Cedu condanna Italia, inchiesta inefficace su morte operaio Ilva
Secondo la Corte europa dei diritti dell’uomo i tribunali nazionali non hanno fatto sforzi sufficienti per accertare la verità
La Corte europea dei diritti umani ha condannato l’Italia per non aver condotto un’inchiesta efficace sulla morte di un operaio dell’Ilva a causa di un tumore polmonare nel 2010 che, secondo i familiari era stato causato dall’esposizione a sostanze tossiche sul luogo di lavoro. Nel ricorso alla Cedu la moglie e il figlio dell’operaio hanno sostenuto che l’Italia ha violato il diritto alla vita, sotto il profilo procedurale, per aver archiviato la causa che avevano intentato per omicidio colposo senza prendere in considerazione la perizia che dimostrava la correlazione tra la malattia dell’uomo e la sua esposizione a sostanze nocive sul luogo di lavoro. Inoltre hanno sostenuto che nell’interrompere l’indagine, le autorità avevano scelto di non esaminare le prove che, a loro parere, avrebbero permesso di identificare le persone responsabili dell’attuazione delle misure di sicurezza nello stabilimento.
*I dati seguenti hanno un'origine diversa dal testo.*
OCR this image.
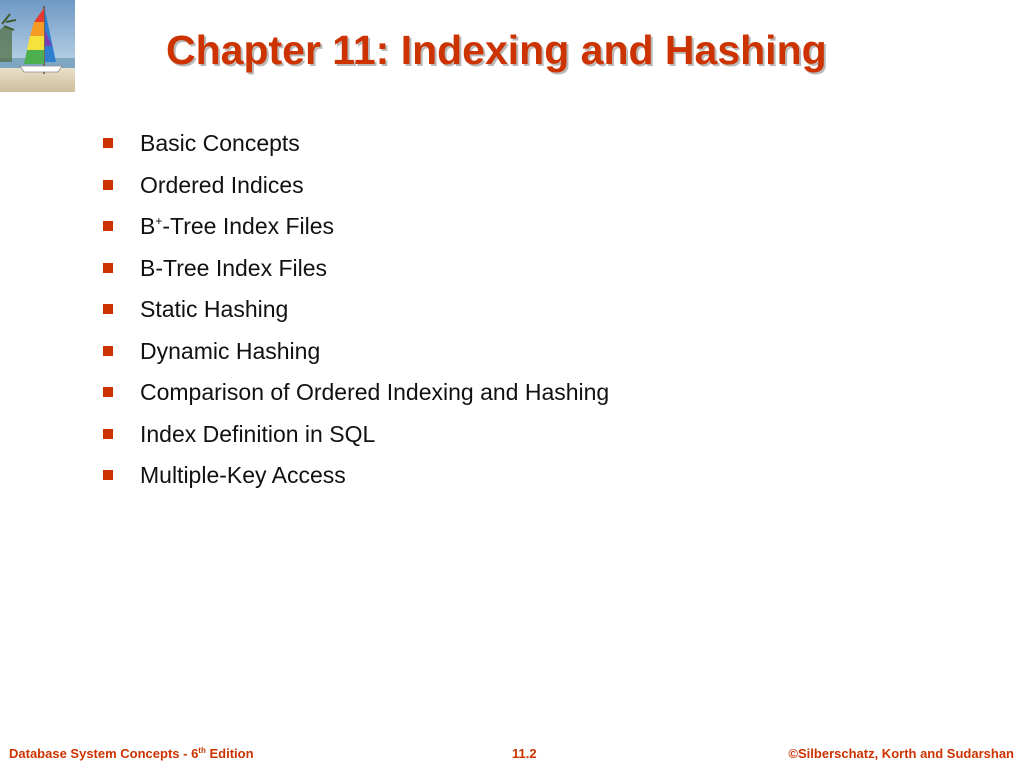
Chapter 11: Indexing and Hashing
Basic Concepts
Ordered Indices
B+-Tree Index Files
B-Tree Index Files
Static Hashing
Dynamic Hashing
Comparison of Ordered Indexing and Hashing
Index Definition in SQL
Multiple-Key Access
Database System Concepts - 6th Edition	11.2	©Silberschatz, Korth and Sudarshan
Nella sentenza la Cedu evidenzia in particolare che, tenuto conto della giurisprudenza nazionale pertinente e del fatto che non era stata esclusa fin dall’inizio un’origine professionale della patologia di cui era morto l’operaio, le autorità avrebbero potuto ordinare ulteriori indagini per accertare l’eventuale esistenza di un nesso di causalità tra l’esposizione a sostanze nocive e il decesso, al fine di individuare i responsabili di eventuali violazioni delle misure di sicurezza. “Ne consegue che i tribunali nazionali non hanno fatto sforzi sufficienti per accertare la verità e che la decisione di archiviare l’indagine non è stata adeguatamente motivata”, scrive la Cedu, concludendo che “quindi l’inchiesta non è stata efficace”.